I like Fox cars. I like their simplicity. I like their honesty. I like that they could get dolled up as an LTD, a Marquis, a Continental, a Mustang, a Thunderbird, a Mark, a Cougar wagon, Cougar sedan, Cougar Coupe or a lowly Zephyr. They were RWD. They were one of the first Fords designed with CAD/CAM. They were everywhere.
But I concede, that they probably had problems their first years. My first Fox was a 1981 Futura. I lived in it daily for a year. It was already used when I got it, but to me it was new, since all I had owned at that time were old Valiants and a CJ5. Never a problem with anything during those 50,000 miles.
My next Fox was a Cougar sedan. Super nice car. Had it a year. Was used before I got it. Was a sweet ride, although obviously styled for someone much older and a woman.
Final Fox, (as for now) – my favorite – a 1992 Mustang 5.0 hatch. Red. Red interior. The Fox Mustang had all the Mustangyness I had to have, plus the practicality of the Fairmont. Not a bit of regret. Loved, loved, loved it. I would love to have another.
So – I am a big Fox fan. I’d take almost any of them, but I would watch for those earlier years and some of those really flaky engine set ups. No turbo, no four, nothing weird like that.
I have a soft spot for the Fairmont having bought used a light blue wagon way back around 1990. A person on the next crescent over had one for sale on Bargainfinder. Rust spots all over but a durable and reliable car with the straight six. We did a long road trip one summer to southern Alberta and that little wagon did us just fine.
Where are they now?
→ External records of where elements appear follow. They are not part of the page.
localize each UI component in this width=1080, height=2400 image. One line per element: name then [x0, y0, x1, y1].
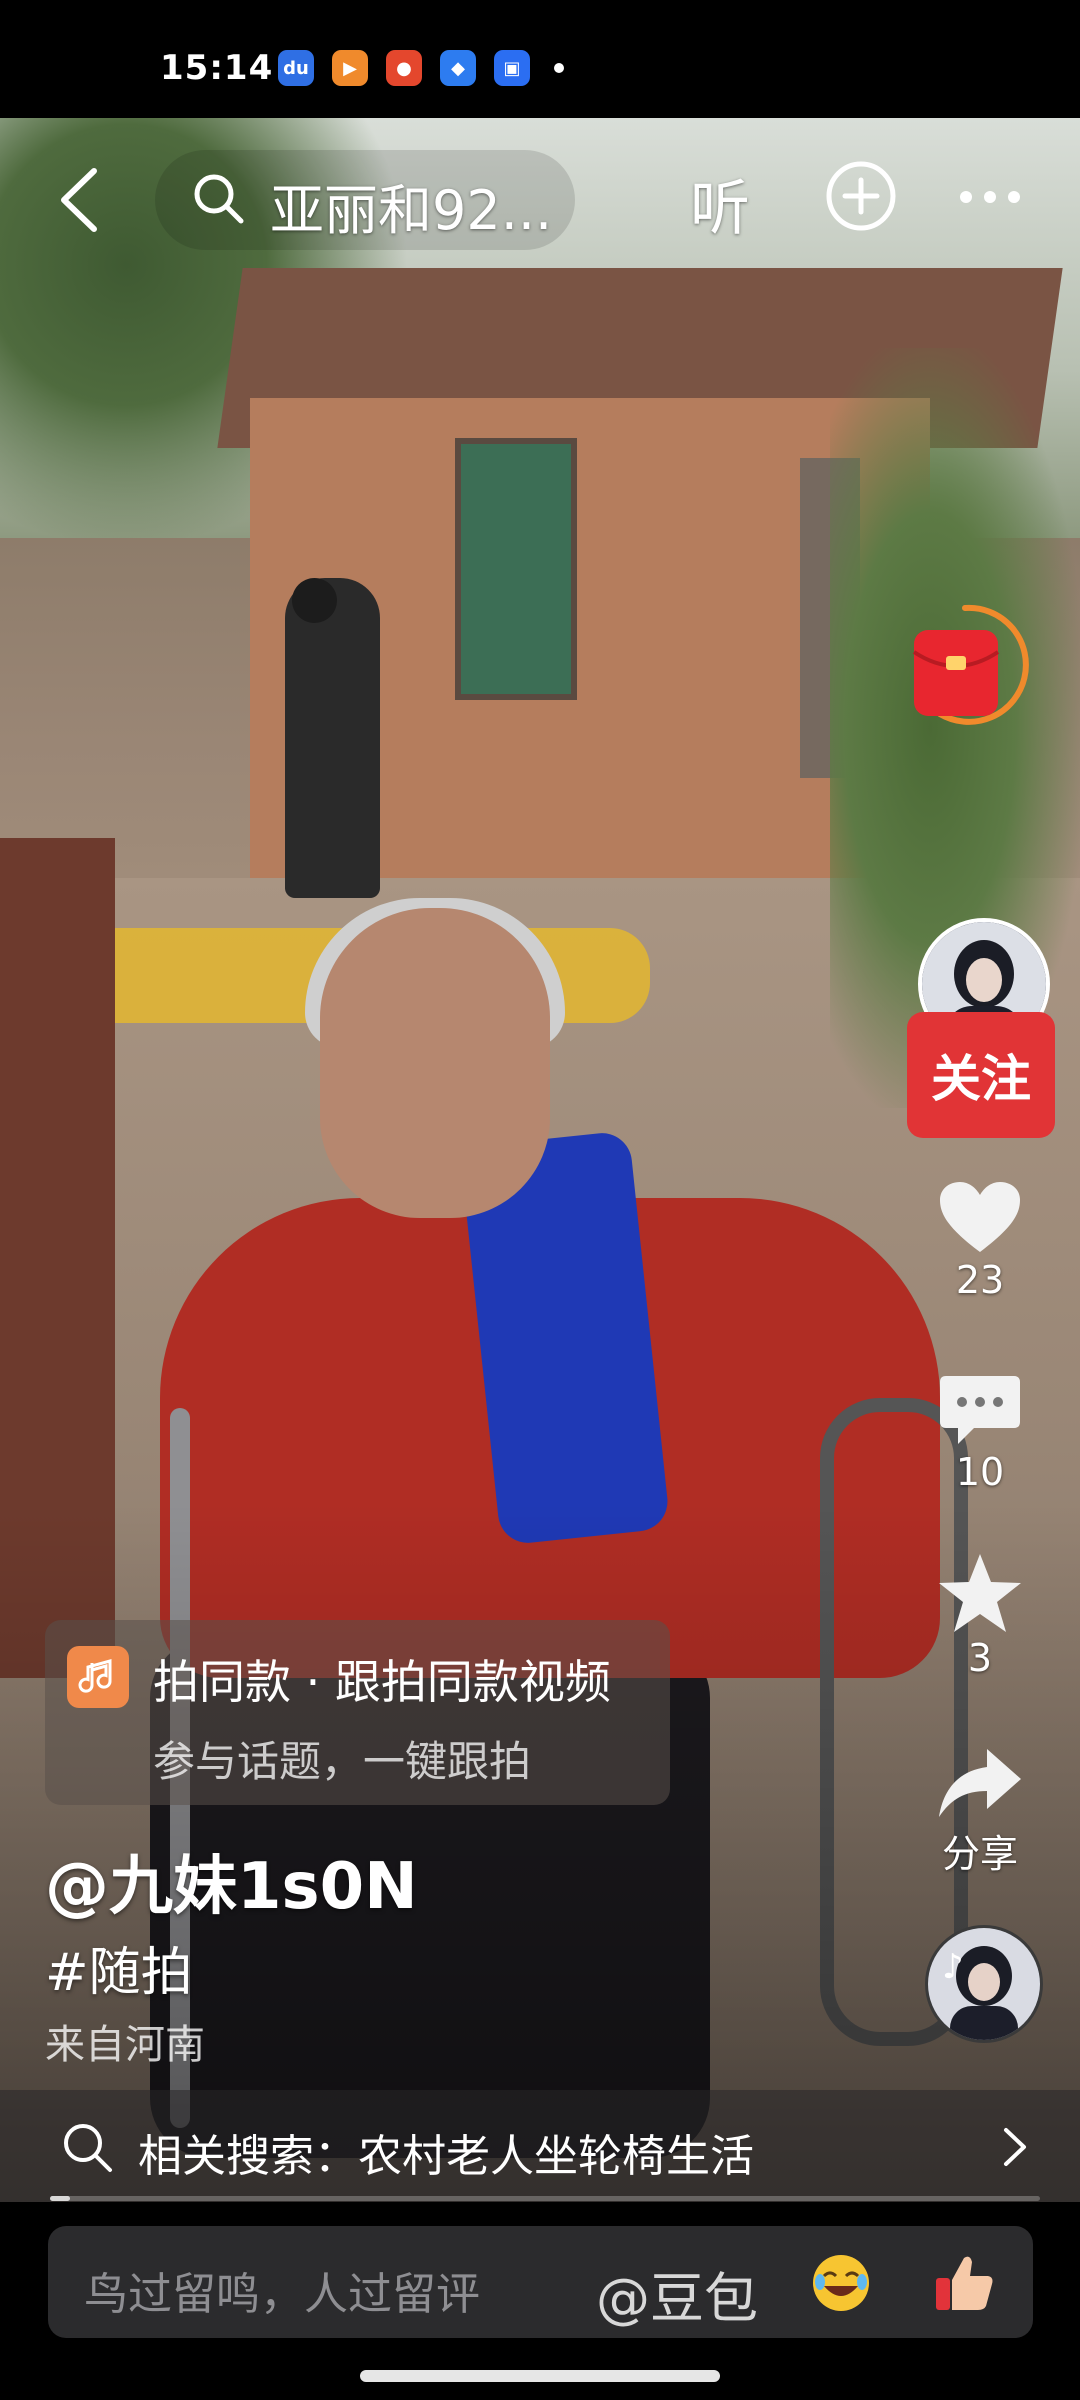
laughing-emoji-icon[interactable]: [810, 2252, 872, 2314]
listen-button[interactable]: 听: [690, 160, 750, 247]
shoot-same-card[interactable]: 拍同款 · 跟拍同款视频 参与话题，一键跟拍: [45, 1620, 670, 1805]
more-options-icon[interactable]: [958, 188, 1022, 206]
hashtag-link[interactable]: #随拍: [45, 1930, 193, 2005]
video-scene-face: [320, 908, 550, 1218]
video-scene-person-head: [292, 578, 337, 623]
baidu-icon: du: [278, 50, 314, 86]
add-circle-icon[interactable]: [825, 160, 897, 232]
video-progress-bar[interactable]: [50, 2196, 1040, 2201]
video-app-icon: ▶: [332, 50, 368, 86]
like-count: 23: [955, 1258, 1005, 1302]
wallet-icon: ▣: [494, 50, 530, 86]
home-indicator[interactable]: [360, 2370, 720, 2382]
back-arrow-icon[interactable]: [50, 165, 110, 235]
video-scene-window: [455, 438, 577, 700]
comment-input[interactable]: 鸟过留鸣，人过留评 @豆包: [48, 2226, 1033, 2338]
favorite-action[interactable]: 3: [920, 1552, 1040, 1680]
star-icon[interactable]: [937, 1552, 1023, 1634]
video-progress-fill: [50, 2196, 70, 2201]
search-query[interactable]: 亚丽和92...: [270, 166, 552, 245]
thumbs-up-emoji-icon[interactable]: [932, 2250, 998, 2316]
search-icon: [64, 2124, 112, 2172]
toutiao-icon: ●: [386, 50, 422, 86]
shoot-same-subtitle: 参与话题，一键跟拍: [153, 1737, 532, 1786]
author-name[interactable]: @九妹1s0N: [45, 1835, 418, 1927]
music-disc-icon: ♪: [928, 1928, 1040, 2040]
status-app-icons: du ▶ ● ◆ ▣: [278, 50, 564, 86]
share-label: 分享: [941, 1832, 1018, 1876]
music-note-icon: [67, 1646, 129, 1708]
heart-icon[interactable]: [938, 1180, 1022, 1256]
comment-placeholder[interactable]: 鸟过留鸣，人过留评: [84, 2258, 480, 2322]
related-search-bar[interactable]: 相关搜索：农村老人坐轮椅生活: [0, 2090, 1080, 2202]
music-disc-avatar[interactable]: ♪: [925, 1925, 1043, 2043]
comment-count: 10: [955, 1450, 1005, 1494]
red-packet-icon[interactable]: [900, 600, 1030, 730]
like-action[interactable]: 23: [920, 1180, 1040, 1302]
shoot-same-title: 拍同款 · 跟拍同款视频: [153, 1655, 611, 1709]
status-time: 15:14: [160, 48, 274, 88]
browser-icon: ◆: [440, 50, 476, 86]
mention-button[interactable]: @豆包: [596, 2254, 758, 2333]
search-icon: [194, 174, 244, 224]
video-scene-person: [285, 578, 380, 898]
related-search-text: 相关搜索：农村老人坐轮椅生活: [138, 2131, 754, 2182]
chevron-right-icon: [1004, 2128, 1026, 2166]
share-arrow-icon[interactable]: [937, 1745, 1023, 1821]
status-bar: 15:14 du ▶ ● ◆ ▣: [0, 0, 1080, 118]
share-action[interactable]: 分享: [920, 1745, 1040, 1878]
comment-footer: 鸟过留鸣，人过留评 @豆包: [0, 2202, 1080, 2400]
post-location: 来自河南: [45, 2022, 205, 2068]
notification-dot-icon: [554, 63, 564, 73]
svg-text:♪: ♪: [942, 1947, 964, 1987]
comment-action[interactable]: 10: [920, 1372, 1040, 1494]
follow-button[interactable]: 关注: [907, 1012, 1055, 1138]
comment-bubble-icon[interactable]: [938, 1372, 1022, 1448]
favorite-count: 3: [967, 1636, 993, 1680]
The Fox body platform was not a durable one if an owner didn’t take care of their Fairmont, Zephyr, Capri, Mustang, LTD.
I saw a baby-blue Fairmont two-door sedan, 1978 I think, in pristine straight-out-of-the-showroom condition in a mall parking lot about four years ago, wish I’d shot some pics. This seems to have been the least popular Fairmont body style; once the Futura basket-handle coupe became available the two-door sedan sales seemed to slip. I don’t think these were even offered the last few years of Fairmont production.